Places where certain coffees are grown will change but climate change won’t stop coffee from being grown, says one roaster. David Gray Reuters
Cape Town - Climate change has the potential to alter the way coffee is produced, change the price and even the quality of the bean.

South Africa’s coffee industry is small with just seven coffee farms located in the country. None are in the Western Cape but coffee culture has exploded in Cape Town in recent years with boutique cafes springing up across the city, selling their brews at premium prices.

According to the scientific journal Climatic Change, half of the land used to produce high-quality coffee could be unproductive by 2050.

Bean There coffee founder Jonathan Robinson said personal relationships with coffee growers were necessary to maintain a sustainable coffee industry.

“Ensuring the sustainability of the coffee industry requires coffee companies to form direct relationships with their growers.

“Farmer education, more sustainable techniques and technologies as well as ongoing research are needed in order to support coffee farmer economies,” he said.

Bean There became one of the first coffee roasters in South Africa to be certified by Fairtrade.

The Fairtrade label was established to serve the interests and rights of farmers, workers and producers. Paying fair prices motivates farmers to grow their businesses and innovate how and where they grow their crop.

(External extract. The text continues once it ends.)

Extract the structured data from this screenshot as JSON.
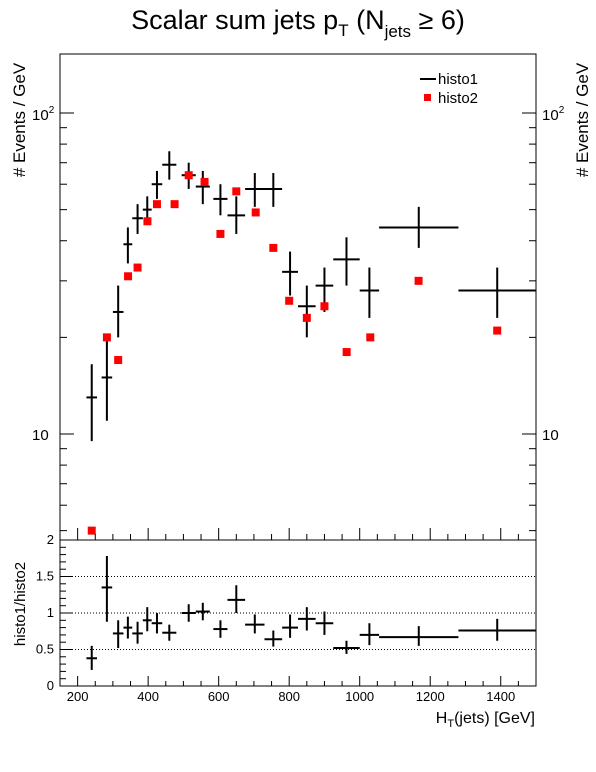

“We pay consistent, fair prices for our beans and we conduct regular trips to meet with, receive feedback from and support training programmes for growers in the co-ops we purchase from,” said Robinson.

David Donde from Truth Coffee Roasting said he saw no value in the Fairtrade label.

“We have hundreds of bags here and no one knows the labels on them. If you have farmer A that gets certification and farmer B that doesn’t, but the quality is the same, then who benefits?”

He adds: “You don’t need a certification because if you’re ethical it doesn’t matter. Fairtrade works for those that are in the system and does a lot of good, but for those out of the system there’s no value.”

Donde said climate change was constant and change in coffee produce was inevitable.

“The places where certain coffees are grown will change and this will cause migration of farmers, but climate change won’t stop coffee from being grown,” he said.

Truth Coffee Roasting was named as the best coffee shop in the world by the UK’s Daily Telegraph.

Donde said it was a challenge to find people who were truly passionate about coffee, and being located in the southern tip of Africa was difficult while bureaucratic red tape remained a stumbling block.

“We’ve been doing it successfully for 13 years. Africa not only produces the finest-quality coffee beans with the best aroma and taste, it is also a continent rich in innovative ideas that support the environment and make coffee production sustainable and affordable for producers, distributors and consumers,” he said.